Travel & Expat Lifestyle Magazine

Buying Real Estate in Brazil

Brazil has a plethora of land and real estate, being the fifth largest country on earth. Buying real estate in Brazil is not too difficult in comparison with many other countries.

Attorneys and Real Estate Agents

You should set up a trustworthy real estate broker to help you in this process. They will help you find the type of property you are looking for, and make sure you are not getting ripped off.

It is wise, but not required, to hire a lawyer who is fluent in your language and in Portuguese. They will help out with checking the current owners and current title, check for any charges still owed to the property, check your contract and tell you about any hidden obligations, help you with the transfers and make sure that the property gets registered in your name.

You will need a cartorio, which is similar to a notary public, to arrange the transfer of the title of the property into your name. Your broker is responsible for finding this person.

Rules, Regulations and Restrictions

Foreigners can stay in Brazil on 3 month visas, or for 180 days total out of the year. You can apply for a Brazilian visa for permanent residence if you marry a Brazilian; you have a child with a Brazilian; you invest a certain amount of money in Brazil; you can retire with a certain amount of pension.

Click here for information about immigrating to Brazil.

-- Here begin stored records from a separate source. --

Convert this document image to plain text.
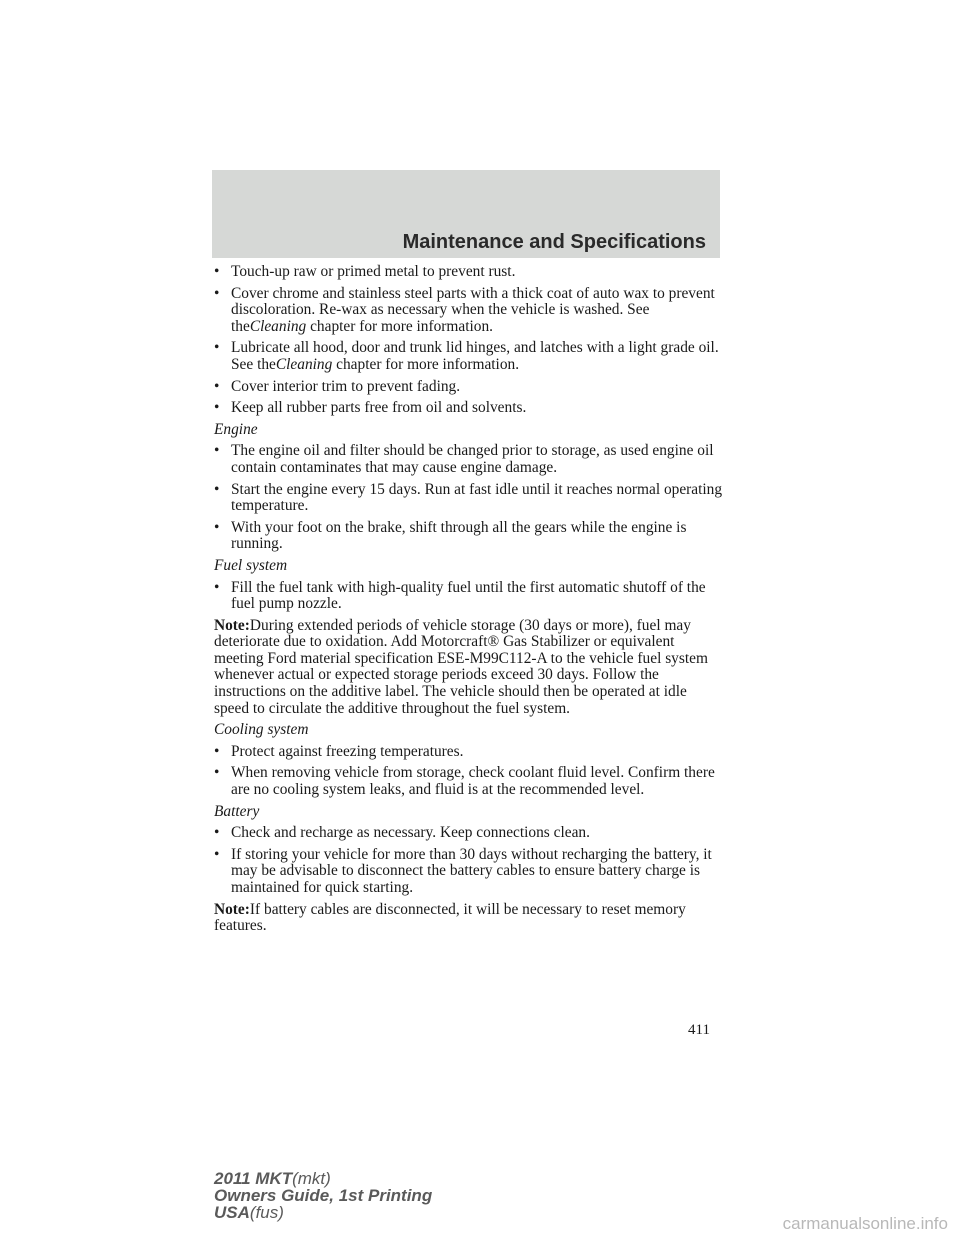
Maintenance and Specifications
• Touch-up raw or primed metal to prevent rust.
• Cover chrome and stainless steel parts with a thick coat of auto wax to prevent discoloration. Re-wax as necessary when the vehicle is washed. See theCleaning chapter for more information.
• Lubricate all hood, door and trunk lid hinges, and latches with a light grade oil. See theCleaning chapter for more information.
• Cover interior trim to prevent fading.
• Keep all rubber parts free from oil and solvents.
Engine
• The engine oil and filter should be changed prior to storage, as used engine oil contain contaminates that may cause engine damage.
• Start the engine every 15 days. Run at fast idle until it reaches normal operating temperature.
• With your foot on the brake, shift through all the gears while the engine is running.
Fuel system
• Fill the fuel tank with high-quality fuel until the first automatic shutoff of the fuel pump nozzle.
Note:During extended periods of vehicle storage (30 days or more), fuel may deteriorate due to oxidation. Add Motorcraft® Gas Stabilizer or equivalent meeting Ford material specification ESE-M99C112-A to the vehicle fuel system whenever actual or expected storage periods exceed 30 days. Follow the instructions on the additive label. The vehicle should then be operated at idle speed to circulate the additive throughout the fuel system.
Cooling system
• Protect against freezing temperatures.
• When removing vehicle from storage, check coolant fluid level. Confirm there are no cooling system leaks, and fluid is at the recommended level.
Battery
• Check and recharge as necessary. Keep connections clean.
• If storing your vehicle for more than 30 days without recharging the battery, it may be advisable to disconnect the battery cables to ensure battery charge is maintained for quick starting.
Note:If battery cables are disconnected, it will be necessary to reset memory features.
411
2011 MKT(mkt)
Owners Guide, 1st Printing
USA(fus)
carmanualsonline.info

The only other restriction is that foreigners cannot sign up for mortgages. Other than the CPF process (see below) visa requirements, and mortgages, there are no other special requirements that discriminate against foreigners from buying and owning Brazilian property. Your rights when you own the property are the same as citizens of Brazil.

General Process

First, since you are a foreigner, you are required to get a CPF, which is a Brazilian form of identification, similar to a social security number. This process takes place in your home country and in Brazil:

  1. Get a birth certificate translated into Portuguese by a certified translator
  2. Get the birth certificate legalized by your local Brazilian consulate
  3. Go to the Banco Do Brasil, with your Portuguese birth certificate and your valid passport
  4. The following day, make a trip to the Receita Federal, and obtain your assigned CPF number
  5. Have your CPF card mailed to your new Brazilian address within two months

Aside from this CPF process, you must first settle on a piece of property, make an offer, and have that offer accepted.

The selling broker then prepares a contract, with information about the seller, the buyer, the location of the real estate, all specifications about the real estate, and information and conditions of the payment process.  You both sign this contract at the office of the selling broker. Have your lawyer examine this contract.

Following the signatures, you must then pay a down payment. After you pay, your broker will contact a cartorio and arrange the transfer of property into your name. Your lawyer will then make sure this is done correctly. The land registration system in Brazil is organized and trustworthy. You must then pay a fee for this transfer, which is usually around 4-5% of the purchase price. You can then begin the payment in installments, which are in 12, 24, 36, or 48 months. The longer the period of installments, the higher the interest rates will be.

Keep in mind that the mortgage system of Brazil is underdeveloped, and they have not set up a system yet where foreigners can set up a mortgage. Usually, you have to finance from your home country.